Nach Dorbrindts Ankündigung hatte es allerdings umgehend Kritik aus Nachbarstaaten gegeben. Die schweizerische Regierung erklärte, systematische Zurückweisungen an der Grenze verstießen "gegen geltendes Recht". Sie bedauerte die "ohne Absprache" getroffenen Maßnahmen. Polens Ministerpräsident Donald Tusk sagte beim Antrittsbesuch von Kanzler Friedrich Merz (CDU), sein Land werde nicht akzeptieren, dass andere Staaten Gruppen von Migranten nach Polen schickten.
Bundesaußenminister Johann Wadephul (CDU) versicherte darauf am Donnerstag, dass Deutschland eine Verschärfung der Migrationspolitik nicht gegen den Willen des Nachbarlands Polen durchsetzen werde. "Das werden wir natürlich miteinander besprechen", sagte Wadephul im Deutschlandfunk. Die Bundesregierung werde hier "Schritt für Schritt" vorgehen. Änderungen erfolgten dabei "bewusst und auch bedacht" und "immer in Abstimmung mit europäischen Freunden und Kollegen".

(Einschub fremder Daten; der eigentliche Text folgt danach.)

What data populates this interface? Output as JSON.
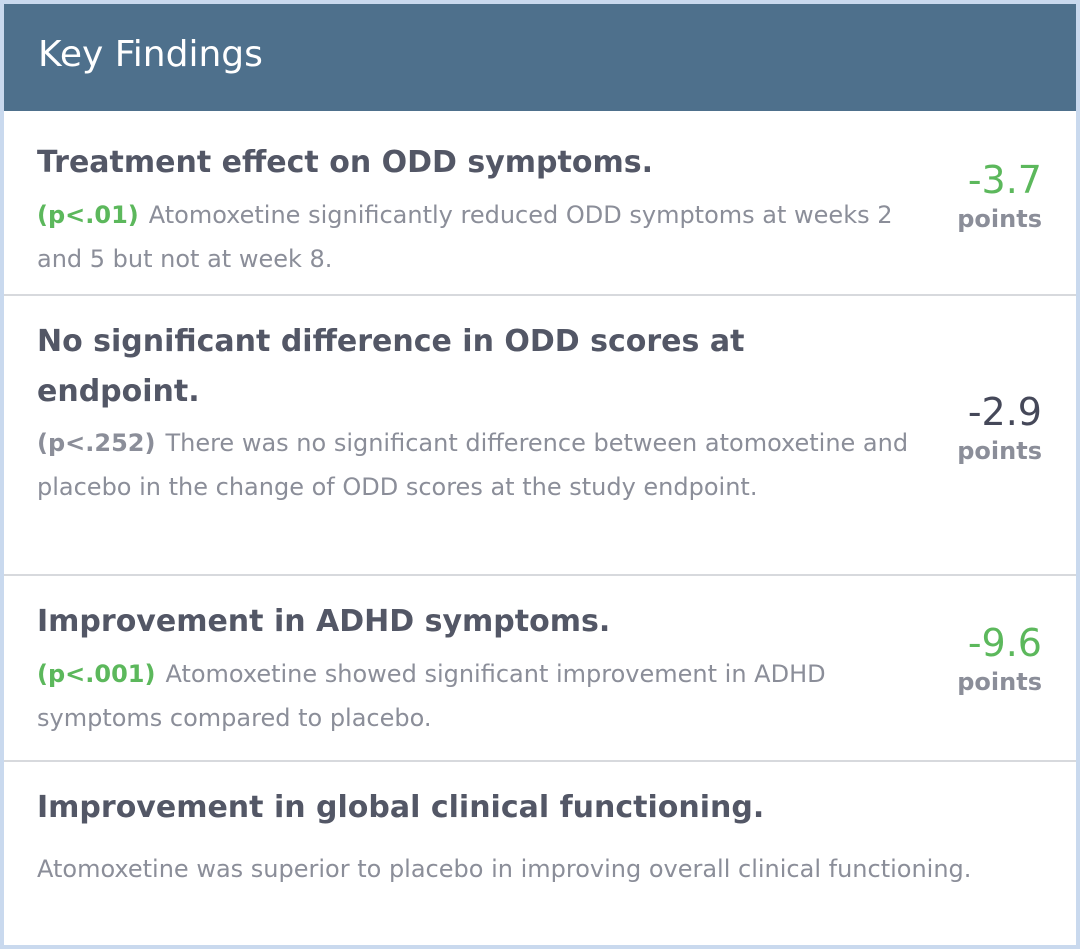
{
  "header": {
    "title": "Key Findings"
  },
  "findings": [
    {
      "title": "Treatment effect on ODD symptoms.",
      "p_value": "(p<.01)",
      "description": "Atomoxetine significantly reduced ODD symptoms at weeks 2 and 5 but not at week 8.",
      "metric_value": "-3.7",
      "metric_unit": "points",
      "significant": true
    },
    {
      "title": "No significant difference in ODD scores at endpoint.",
      "p_value": "(p<.252)",
      "description": "There was no significant difference between atomoxetine and placebo in the change of ODD scores at the study endpoint.",
      "metric_value": "-2.9",
      "metric_unit": "points",
      "significant": false
    },
    {
      "title": "Improvement in ADHD symptoms.",
      "p_value": "(p<.001)",
      "description": "Atomoxetine showed significant improvement in ADHD symptoms compared to placebo.",
      "metric_value": "-9.6",
      "metric_unit": "points",
      "significant": true
    },
    {
      "title": "Improvement in global clinical functioning.",
      "description": "Atomoxetine was superior to placebo in improving overall clinical functioning."
    }
  ],
  "colors": {
    "header_bg": "#4e708c",
    "significant": "#5cb85c",
    "non_significant": "#8b8e99",
    "title_text": "#535766",
    "body_text": "#8b8e99"
  }
}
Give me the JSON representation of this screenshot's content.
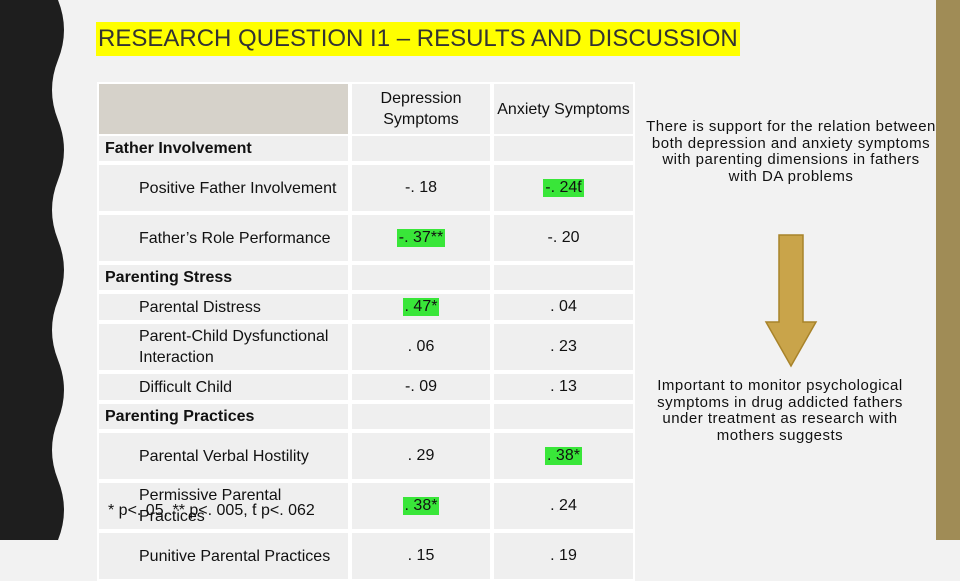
{
  "header": {
    "title": "RESEARCH QUESTION I1 – RESULTS AND DISCUSSION"
  },
  "table": {
    "columns": [
      "Depression Symptoms",
      "Anxiety Symptoms"
    ],
    "sections": [
      {
        "name": "Father Involvement",
        "rows": [
          {
            "label": "Positive Father Involvement",
            "values": [
              "-. 18",
              "-. 24ƭ"
            ],
            "highlighted": [
              false,
              true
            ]
          },
          {
            "label": "Father’s Role Performance",
            "values": [
              "-. 37**",
              "-. 20"
            ],
            "highlighted": [
              true,
              false
            ]
          }
        ]
      },
      {
        "name": "Parenting Stress",
        "rows": [
          {
            "label": "Parental Distress",
            "values": [
              ". 47*",
              ". 04"
            ],
            "highlighted": [
              true,
              false
            ]
          },
          {
            "label": "Parent-Child Dysfunctional Interaction",
            "values": [
              ". 06",
              ". 23"
            ],
            "highlighted": [
              false,
              false
            ]
          },
          {
            "label": "Difficult Child",
            "values": [
              "-. 09",
              ". 13"
            ],
            "highlighted": [
              false,
              false
            ]
          }
        ]
      },
      {
        "name": "Parenting Practices",
        "rows": [
          {
            "label": "Parental Verbal Hostility",
            "values": [
              ". 29",
              ". 38*"
            ],
            "highlighted": [
              false,
              true
            ]
          },
          {
            "label": "Permissive Parental Practices",
            "values": [
              ". 38*",
              ". 24"
            ],
            "highlighted": [
              true,
              false
            ]
          },
          {
            "label": "Punitive Parental Practices",
            "values": [
              ". 15",
              ". 19"
            ],
            "highlighted": [
              false,
              false
            ]
          }
        ]
      }
    ],
    "note": "* p<. 05, ** p<. 005, ƭ p<. 062"
  },
  "side_text": [
    "There is support for the relation between both depression and anxiety symptoms with parenting dimensions in fathers with DA problems",
    "Important to monitor psychological symptoms in drug addicted fathers under treatment as research with mothers suggests"
  ]
}
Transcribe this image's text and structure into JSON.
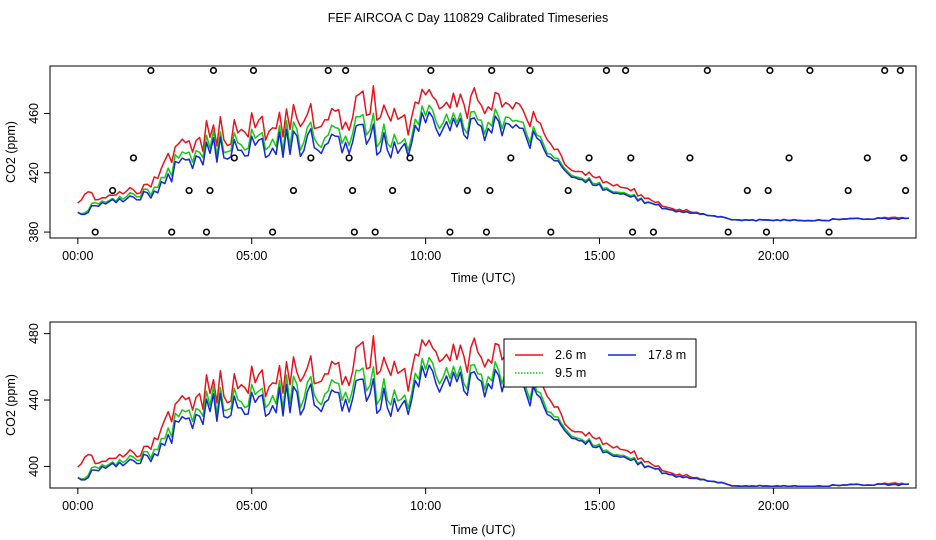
{
  "figure": {
    "title": "FEF AIRCOA C  Day 110829  Calibrated Timeseries"
  },
  "chart_data": [
    {
      "type": "scatter",
      "title": "FEF AIRCOA C  Day 110829  Calibrated Timeseries",
      "xlabel": "Time (UTC)",
      "ylabel": "CO2 (ppm)",
      "xlim": [
        -0.8,
        24.1
      ],
      "ylim": [
        376,
        492
      ],
      "xticks": [
        0,
        5,
        10,
        15,
        20
      ],
      "xtick_labels": [
        "00:00",
        "05:00",
        "10:00",
        "15:00",
        "20:00"
      ],
      "yticks": [
        380,
        420,
        460
      ],
      "ytick_labels": [
        "380",
        "420",
        "460"
      ],
      "colors": {
        "c1": "#e8141c",
        "c2": "#18c818",
        "c3": "#1428d8",
        "points": "#000000"
      },
      "series": [
        {
          "name": "2.6 m",
          "color": "#e8141c"
        },
        {
          "name": "9.5 m",
          "color": "#18c818"
        },
        {
          "name": "17.8 m",
          "color": "#1428d8"
        }
      ],
      "points": {
        "x": [
          0.5,
          1.0,
          1.6,
          2.1,
          2.7,
          3.2,
          3.7,
          3.8,
          3.9,
          4.5,
          5.05,
          5.6,
          6.2,
          6.7,
          7.2,
          7.7,
          7.8,
          7.9,
          7.95,
          8.55,
          9.05,
          9.55,
          10.15,
          10.7,
          11.2,
          11.75,
          11.85,
          11.9,
          12.45,
          13.0,
          13.6,
          14.1,
          14.7,
          15.2,
          15.75,
          15.9,
          15.95,
          16.55,
          17.6,
          18.1,
          18.7,
          19.25,
          19.8,
          19.85,
          19.9,
          20.45,
          21.05,
          21.6,
          22.15,
          22.7,
          23.2,
          23.65,
          23.75,
          23.8
        ],
        "y": [
          380,
          408,
          430,
          489,
          380,
          408,
          380,
          408,
          489,
          430,
          489,
          380,
          408,
          430,
          489,
          489,
          430,
          408,
          380,
          380,
          408,
          430,
          489,
          380,
          408,
          380,
          408,
          489,
          430,
          489,
          380,
          408,
          430,
          489,
          489,
          430,
          380,
          380,
          430,
          489,
          380,
          408,
          380,
          408,
          489,
          430,
          489,
          380,
          408,
          430,
          489,
          489,
          430,
          408
        ]
      }
    },
    {
      "type": "line",
      "xlabel": "Time (UTC)",
      "ylabel": "CO2 (ppm)",
      "xlim": [
        -0.8,
        24.1
      ],
      "ylim": [
        387,
        487
      ],
      "xticks": [
        0,
        5,
        10,
        15,
        20
      ],
      "xtick_labels": [
        "00:00",
        "05:00",
        "10:00",
        "15:00",
        "20:00"
      ],
      "yticks": [
        400,
        440,
        480
      ],
      "ytick_labels": [
        "400",
        "440",
        "480"
      ],
      "legend": {
        "position": "top-right",
        "entries": [
          "2.6 m",
          "9.5 m",
          "17.8 m"
        ]
      },
      "colors": {
        "c1": "#e8141c",
        "c2": "#18c818",
        "c3": "#1428d8"
      },
      "anchors": {
        "x": [
          0,
          0.25,
          0.5,
          0.75,
          1.0,
          1.5,
          2.0,
          2.5,
          3.0,
          3.5,
          4.0,
          4.5,
          5.0,
          5.5,
          6.0,
          6.5,
          7.0,
          7.5,
          8.0,
          8.5,
          9.0,
          9.5,
          9.7,
          9.9,
          10.2,
          10.5,
          11.0,
          11.5,
          12.0,
          12.5,
          13.0,
          13.5,
          13.8,
          14.0,
          14.5,
          15.0,
          15.5,
          16.0,
          16.5,
          17.0,
          17.5,
          18.0,
          18.5,
          19.0,
          19.5,
          20.0,
          20.5,
          21.0,
          21.5,
          22.0,
          22.5,
          23.0,
          23.5,
          23.9
        ],
        "base": [
          393,
          393,
          398,
          399,
          400,
          402,
          405,
          415,
          425,
          432,
          436,
          437,
          438,
          438,
          440,
          440,
          441,
          442,
          443,
          442,
          441,
          440,
          445,
          462,
          455,
          452,
          450,
          449,
          450,
          447,
          443,
          436,
          428,
          420,
          416,
          411,
          407,
          403,
          399,
          395,
          393,
          392,
          390,
          388,
          388,
          388,
          388,
          388,
          388,
          389,
          389,
          389,
          389,
          389
        ],
        "s1_offset": [
          6,
          16,
          4,
          4,
          4,
          5,
          5,
          13,
          12,
          12,
          12,
          12,
          14,
          16,
          16,
          16,
          17,
          18,
          19,
          21,
          22,
          18,
          18,
          16,
          18,
          17,
          17,
          17,
          18,
          16,
          12,
          9,
          7,
          5,
          5,
          5,
          5,
          4,
          2,
          1,
          1,
          0,
          0,
          0,
          0,
          0,
          0,
          0,
          0,
          0,
          0,
          0,
          1,
          0
        ],
        "s2_offset": [
          0,
          1,
          2,
          1,
          1,
          2,
          2,
          4,
          4,
          4,
          4,
          4,
          4,
          5,
          5,
          5,
          5,
          5,
          6,
          6,
          6,
          4,
          4,
          5,
          4,
          4,
          4,
          4,
          4,
          4,
          3,
          2,
          2,
          1,
          1,
          1,
          1,
          1,
          0,
          0,
          0,
          0,
          0,
          0,
          0,
          0,
          0,
          0,
          0,
          0,
          0,
          0,
          0,
          0
        ],
        "noise_amplitude": [
          1,
          2,
          2,
          2,
          3,
          3,
          4,
          6,
          7,
          8,
          9,
          9,
          10,
          10,
          10,
          10,
          10,
          10,
          11,
          11,
          11,
          9,
          8,
          7,
          9,
          9,
          9,
          9,
          9,
          8,
          7,
          5,
          4,
          3,
          2,
          2,
          2,
          2,
          1.5,
          1,
          1,
          0.5,
          0.5,
          0.5,
          0.5,
          0.5,
          0.5,
          0.5,
          0.5,
          0.5,
          0.5,
          0.5,
          0.5,
          0.5
        ]
      }
    }
  ]
}
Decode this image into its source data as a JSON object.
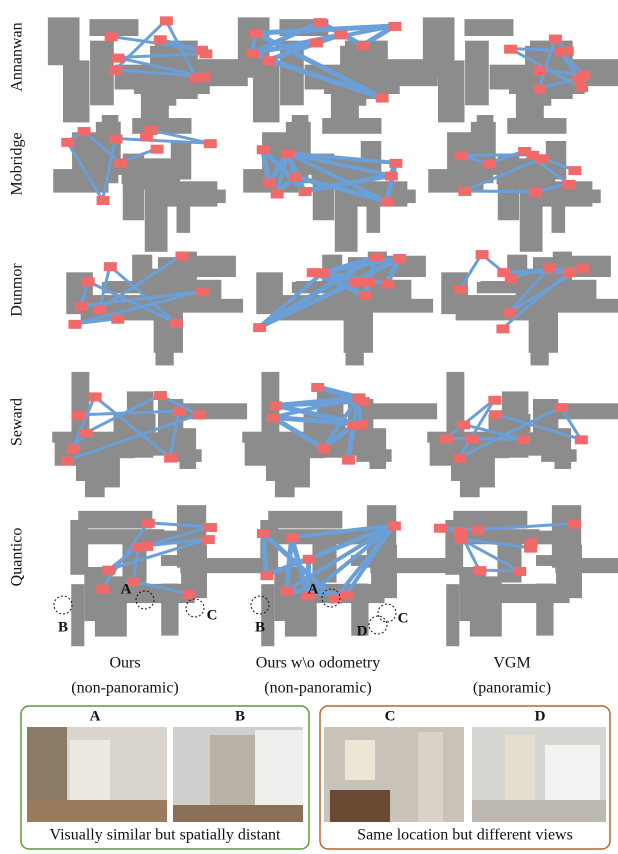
{
  "rows": [
    "Annanwan",
    "Mobridge",
    "Dunmor",
    "Seward",
    "Quantico"
  ],
  "columns": [
    {
      "line1": "Ours",
      "line2": "(non-panoramic)"
    },
    {
      "line1": "Ours w\\o odometry",
      "line2": "(non-panoramic)"
    },
    {
      "line1": "VGM",
      "line2": "(panoramic)"
    }
  ],
  "markers": {
    "ours": [
      "A",
      "B",
      "C"
    ],
    "ours_no_odometry": [
      "A",
      "B",
      "C",
      "D"
    ]
  },
  "panels": [
    {
      "labels": [
        "A",
        "B"
      ],
      "caption": "Visually similar but spatially distant"
    },
    {
      "labels": [
        "C",
        "D"
      ],
      "caption": "Same location but different views"
    }
  ]
}
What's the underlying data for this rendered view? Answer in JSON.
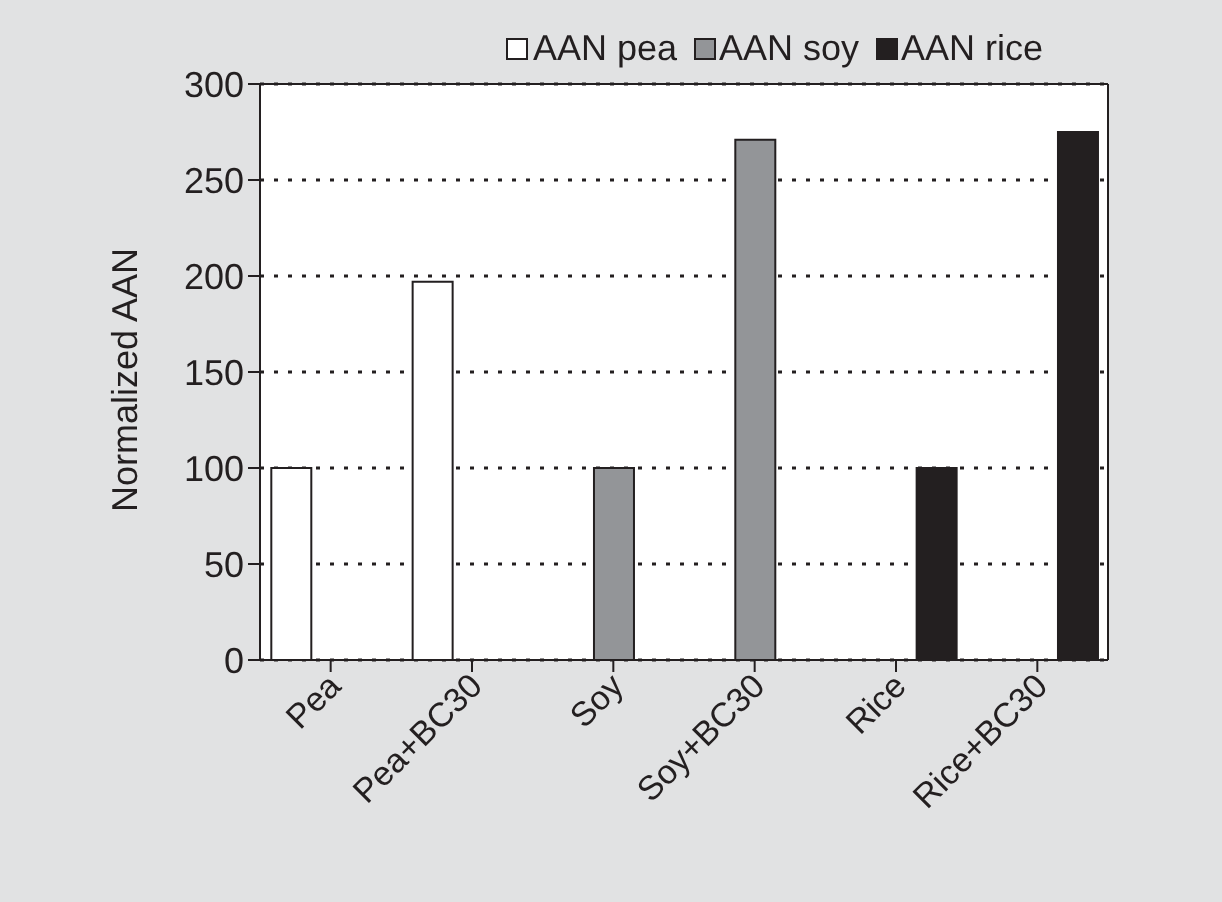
{
  "chart_data": {
    "type": "bar",
    "categories": [
      "Pea",
      "Pea+BC30",
      "Soy",
      "Soy+BC30",
      "Rice",
      "Rice+BC30"
    ],
    "series": [
      {
        "name": "AAN pea",
        "color": "#ffffff",
        "values": [
          100,
          197,
          null,
          null,
          null,
          null
        ]
      },
      {
        "name": "AAN soy",
        "color": "#939598",
        "values": [
          null,
          null,
          100,
          271,
          null,
          null
        ]
      },
      {
        "name": "AAN rice",
        "color": "#231f20",
        "values": [
          null,
          null,
          null,
          null,
          100,
          275
        ]
      }
    ],
    "ylabel": "Normalized AAN",
    "ylim": [
      0,
      300
    ],
    "yticks": [
      0,
      50,
      100,
      150,
      200,
      250,
      300
    ],
    "grid": "y",
    "legend": "top"
  }
}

Grünen-Chefin Franziska Brantner kritisierte die Zurückweisung von Asylsuchenden. Es sei "nicht akzeptabel", wenn Deutschland nicht mit den Nachbarländern gemeinsam handele, sagte sie den Sendern RTL und ntv. Auch die Wirtschaft werde unter ausgeweiteten Grenzkontrollen leiden. Zudem frage sie sich, "wo diese ganzen vielen Beamten (...) abgezogen werden, die jetzt an die Grenze kommen." Für ein "Signal an der Grenze" würden sie nun an Bahnhöfen, Flughäfen und anderen Kriminalitätsschwerpunkten fehlen.
AfD-Parlamentsgeschäftsführer Bernd Baumann warf Kanzler Merz im Sender Welt TV "eine große Täuscherei" vor. Denn dieser habe "ausdrücklich nicht umgesetzt, was er im Wahlkampf versprochen hatte: Zurückweisung aller Asylmigranten an den Grenzen".
Die Flüchtlingshilfeorganisation Pro Asyl kritisierte unter Berufung auf eigene Beobachtungen an der deutsch-polnischen Grenze, dass es dort schon vor Dobrindts Ankündigungen "rechtswidrige Zurückweisungen" gegeben habe - "auch von besonders schutzbedürftigen Menschen". Betroffene seien nach eigenen Angaben auf die polnische Seite zurückgeschickt worden, obwohl sie versucht hätten, einen Asylantrag zu stellen.